Une faille autour du cou

Sophie Lapalu

À l’invitation de Föhn et de la Villa Valmont, un regard est porté par une critique sur le travail d’une artiste, survenu le 21 octobre 2023 à La Villa Valmont à Lormont. Sophie Lapalu fut conviée ce jour-là à assister à la performance de l’artiste Anne Lise Le Gac, PLAQUAGE – SCOBIYA. Il résulte de cette rencontre le texte suivant.

Une faille autour du cou

Pour se rendre à la Villa Valmont, il faut descendre à l’arrêt de tram Buttinière et cheminer dans un petit bois. Nous sommes le 21 octobre 2023 et sommes toustes abasourdi*es et bouleversé*es par l’attaque du Hamas en Israël et les bombardements sur Gaza. Comment taire l’effroi qui nous traverse en lisant les nouvelles, comment étouffer l’angoisse mortelle qui nous saisit face à l’ insoutenable ?

C’est enfin l’automne dans le Sud-Ouest, il pleut, les feuilles commencent à tresser un tapis doré pour les marcheur*euses. Cela m’apaise un peu. Il y a tant de raisons de s’inquiéter et si peu de se réjouir. La pluie fait partie de ces dernières, retrouver Anne Lise Le Gac aussi. Je l’avais rencontrée il y a des années de cela, invitée et croisée à plusieurs reprises, toujours avec une curiosité vive pour les formes qu’elle est capable d’agencer, les univers réunis, entre écriture, formes plastiques, gifs animés, vidéos expérimentales, danse, poésie, rap bien râpé (c’était son expression, si je me souviens bien).

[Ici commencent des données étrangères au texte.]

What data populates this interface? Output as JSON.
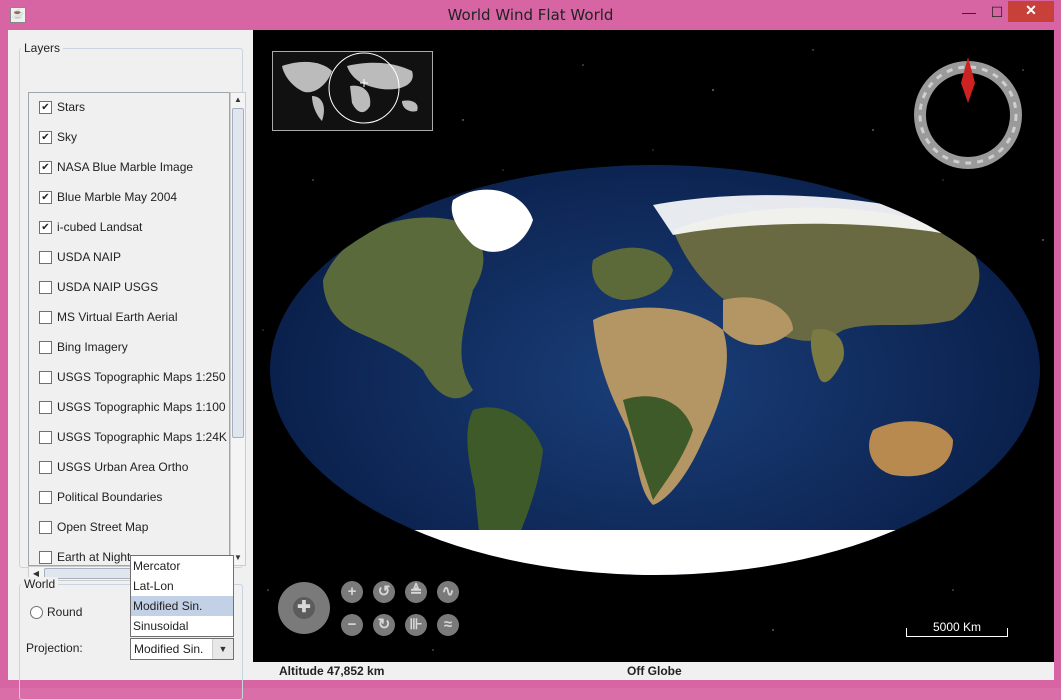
{
  "window": {
    "title": "World Wind Flat World",
    "minimize": "—",
    "maximize": "☐",
    "close": "✕"
  },
  "layers": {
    "legend": "Layers",
    "items": [
      {
        "label": "Stars",
        "checked": true
      },
      {
        "label": "Sky",
        "checked": true
      },
      {
        "label": "NASA Blue Marble Image",
        "checked": true
      },
      {
        "label": "Blue Marble May 2004",
        "checked": true
      },
      {
        "label": "i-cubed Landsat",
        "checked": true
      },
      {
        "label": "USDA NAIP",
        "checked": false
      },
      {
        "label": "USDA NAIP USGS",
        "checked": false
      },
      {
        "label": "MS Virtual Earth Aerial",
        "checked": false
      },
      {
        "label": "Bing Imagery",
        "checked": false
      },
      {
        "label": "USGS Topographic Maps 1:250",
        "checked": false
      },
      {
        "label": "USGS Topographic Maps 1:100",
        "checked": false
      },
      {
        "label": "USGS Topographic Maps 1:24K",
        "checked": false
      },
      {
        "label": "USGS Urban Area Ortho",
        "checked": false
      },
      {
        "label": "Political Boundaries",
        "checked": false
      },
      {
        "label": "Open Street Map",
        "checked": false
      },
      {
        "label": "Earth at Night",
        "checked": false
      }
    ]
  },
  "world": {
    "legend": "World",
    "round_label": "Round",
    "projection_label": "Projection:",
    "projection_value": "Modified Sin.",
    "projection_options": [
      "Mercator",
      "Lat-Lon",
      "Modified Sin.",
      "Sinusoidal"
    ],
    "selected_option_index": 2
  },
  "status": {
    "altitude": "Altitude  47,852 km",
    "globe": "Off Globe"
  },
  "map": {
    "scale_label": "5000 Km"
  },
  "icons": {
    "zoom_in": "+",
    "zoom_out": "−",
    "rotate_left": "↺",
    "rotate_right": "↻",
    "pitch_up": "≜",
    "pitch_down": "⊪",
    "exaggeration_up": "∿",
    "exaggeration_down": "≈",
    "pan": "✚"
  },
  "colors": {
    "window_border": "#d865a3",
    "close_button": "#c7413a",
    "map_background": "#000000",
    "selected_option": "#c3d1e6",
    "compass_needle": "#cc2222"
  }
}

19h30. La nuit tombe. Nous nous rassemblons sous un arbre, où Anne Lise, de dos, verse à chacun*e un verre d’une boisson de son cru dont la recette nous est donnée, comme une invitation à la confiance et à faire de même : fleurs d’hibiscus, feuilles de figuier, verveine, réglisse, sucre. Ses vêtements ressemblent à un collage ; elle porte une veste à fleurs sans manche, molletonnée, percée de cercles qui laissent transparaître les motifs d’un haut zébré psychédélique. Sur la tête, elle arbore une cagoule en tricot à pompon rose, qui me renvoie au temps lointain où j’en portais aussi, morveuse, les cheveux collés au front par l’électricité statique. Le public est silencieux, respectueux. Une baffle diffuse l’enregistrement d’un entretien de Léa Tissot avec une femme capable de soigner les brûlures[1]. « Vous vous rappelez quand cette dame vous a transmis ce don ? »  La nuit tombe. Il fait humide. « Pour les brûlures, c’est un don qu’on a toustes. Nous sommes toustes des barreur*ses de feu. Il n’y a pas de miracle ou de geste héroïque, on soulage, et parfois on accompagne jusqu’à la mort. » La distribution de la boisson est longue car nous sommes nombreux*ses. Je pense aux ingrédients, longtemps macérés dans le bocal comme « les mots habitent le sang et on les garde en substance[2] ». Il y a quelque chose de l’ordre du rituel ici ; nous sommes amené*es à incorporer un cadeau, à partager le sirop, observant Anne Lise accroupie, dissimulée sous la laine tricotée, comme si elle cherchait à nous préparer à la suite en nous offrant un remède réconfortant et acidulé.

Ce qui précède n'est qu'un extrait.